Después de que Conchi Bernaldo de Quirós me contase esta historia de memorias y azares, estuve curioseando un poco en las hemerotecas a la busca de alguna noticia sobre La Mina de Oro. La encontré en la sección de anuncios telegráficos de Mundo Gráfico. En las páginas de aquella revista, entre 1915 y 1919, La Mina de Oro. Casa de los Velos publicitaba su gran surtido de capas apaches y de marabú, medias, guantes, hebillas, zapatos, diademas y manguitos; también recordaba a los clientes las preciosidades en adornos para la cabeza que tenían a su disposición y que cada ocho días recibían novedades en velos y mantillas. Una información posterior la ofrecía el diario ABC en su edición del 30 de noviembre de 1927: la visita de la Infanta Isabel al establecimiento de Don Marcos Íñiguez que se acababa de trasladar desde el número 33 al 22 de la calle del Carmen. Llamó mi atención el dato de la mudanza del negocio. De él se deducía la evidencia de que el local en el que trabajó Barea no fue el mismo en el que estuvo empleada Conchi. El hallazgo contrariaba, sin llegar a desbaratar, la viva impresión que tuvo la lectora de que el dibujo que se hace en La forja de La Mina de Oro correspondía con cabal exactitud al del local que ella conoció bajo el rótulo de Roa. Aun sin la sospecha plausible de que la tienda se limitó a trasladar su mobiliario de domicilio o de que la arquitectura del nuevo emplazamiento bien podría ser idéntica a la de la casa vecina de la que procedía, nada permite tachar de veleidosa su memoria, ni censurar por caprichosos sus resortes. Solo un juez poseído por la superstición de la realidad podría querer dictar una sentencia condenatoria. Antes de rendirse a la tentación, ha de saber que lo primero que hizo Conchi la mañana después de leer a Arturo Barea fue buscar las fotos en blanco y negro que conservaba de cuando trabajó en la tienda de la calle del Carmen. En algunas se aprecia el destello deslumbrante del flash de la cámara reflejado en el cristal que cubre el acolchado aterciopelado del capitoné. La vidriera resultaría invisible de no ser por el fogonazo, que viene a ser el guiño con el que Arturo Barea recuerda que la tienda entera era de cristal y que la memoria nunca se equivoca y que su inapelable verdad es de la misma índole que la de la literatura.

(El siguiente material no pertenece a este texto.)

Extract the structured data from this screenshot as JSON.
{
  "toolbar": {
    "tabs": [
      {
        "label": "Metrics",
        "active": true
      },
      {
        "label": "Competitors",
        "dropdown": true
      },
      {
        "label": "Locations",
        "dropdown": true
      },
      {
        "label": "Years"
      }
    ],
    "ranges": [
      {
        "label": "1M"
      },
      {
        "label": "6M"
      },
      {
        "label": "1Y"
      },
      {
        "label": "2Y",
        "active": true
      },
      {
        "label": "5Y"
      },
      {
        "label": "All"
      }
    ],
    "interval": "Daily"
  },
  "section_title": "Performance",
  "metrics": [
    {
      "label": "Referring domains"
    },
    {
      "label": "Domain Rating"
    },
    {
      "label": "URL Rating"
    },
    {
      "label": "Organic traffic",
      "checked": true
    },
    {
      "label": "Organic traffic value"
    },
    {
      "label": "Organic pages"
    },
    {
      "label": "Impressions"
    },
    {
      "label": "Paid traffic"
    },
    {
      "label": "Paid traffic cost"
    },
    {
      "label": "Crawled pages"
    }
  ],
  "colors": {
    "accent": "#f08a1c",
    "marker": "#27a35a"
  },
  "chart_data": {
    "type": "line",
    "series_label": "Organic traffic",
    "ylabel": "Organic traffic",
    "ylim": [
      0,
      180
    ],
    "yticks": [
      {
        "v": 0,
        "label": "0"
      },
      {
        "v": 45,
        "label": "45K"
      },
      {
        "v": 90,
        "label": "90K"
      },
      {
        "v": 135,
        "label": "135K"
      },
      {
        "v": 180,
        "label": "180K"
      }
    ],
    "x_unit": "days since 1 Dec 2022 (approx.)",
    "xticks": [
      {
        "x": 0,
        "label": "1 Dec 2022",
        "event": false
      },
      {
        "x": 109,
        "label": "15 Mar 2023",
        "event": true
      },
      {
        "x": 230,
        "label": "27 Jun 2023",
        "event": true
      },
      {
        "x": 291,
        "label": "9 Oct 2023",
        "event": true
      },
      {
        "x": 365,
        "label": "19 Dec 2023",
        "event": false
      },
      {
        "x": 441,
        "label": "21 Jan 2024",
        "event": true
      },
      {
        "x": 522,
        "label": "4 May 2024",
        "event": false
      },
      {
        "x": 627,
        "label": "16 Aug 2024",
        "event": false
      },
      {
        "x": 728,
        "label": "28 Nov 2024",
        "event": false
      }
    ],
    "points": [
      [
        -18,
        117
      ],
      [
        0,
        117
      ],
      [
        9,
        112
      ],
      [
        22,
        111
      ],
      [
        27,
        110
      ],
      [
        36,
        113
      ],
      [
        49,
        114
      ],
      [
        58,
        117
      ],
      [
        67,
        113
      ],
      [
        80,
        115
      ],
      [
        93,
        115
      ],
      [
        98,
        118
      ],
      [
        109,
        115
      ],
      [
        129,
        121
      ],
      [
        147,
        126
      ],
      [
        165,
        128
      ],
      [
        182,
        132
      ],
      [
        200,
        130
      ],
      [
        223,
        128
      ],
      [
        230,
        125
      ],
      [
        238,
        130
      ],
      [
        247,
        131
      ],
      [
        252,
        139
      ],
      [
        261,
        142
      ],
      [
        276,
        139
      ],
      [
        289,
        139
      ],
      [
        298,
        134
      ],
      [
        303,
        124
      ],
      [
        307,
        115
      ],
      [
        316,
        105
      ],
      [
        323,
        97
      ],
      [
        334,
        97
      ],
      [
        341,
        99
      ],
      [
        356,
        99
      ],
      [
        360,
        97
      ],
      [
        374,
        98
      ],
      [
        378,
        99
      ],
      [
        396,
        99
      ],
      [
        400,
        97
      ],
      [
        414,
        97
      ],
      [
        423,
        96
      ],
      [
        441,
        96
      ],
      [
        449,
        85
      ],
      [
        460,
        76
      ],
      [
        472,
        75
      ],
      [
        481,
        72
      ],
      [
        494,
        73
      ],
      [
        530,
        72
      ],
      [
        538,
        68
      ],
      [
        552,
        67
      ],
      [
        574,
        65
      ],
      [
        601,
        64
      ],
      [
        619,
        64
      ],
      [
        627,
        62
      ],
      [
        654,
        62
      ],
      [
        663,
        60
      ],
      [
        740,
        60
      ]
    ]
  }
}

Me ocurre lo mismo: Estoy leyendo el libro y al llegar al capítulo de la tienda busco en Google y doy con Jotdown.
Pero he hecho más que Conchi: la semana pasada, en Inglaterra, conduciendo de Oxford a Bath, me desvíe para visitar el pueblo donde vivió Arturo Barea, y el pub que frecuento’ ahora cerrado, en cuya fachada una placa recuerda al escritor.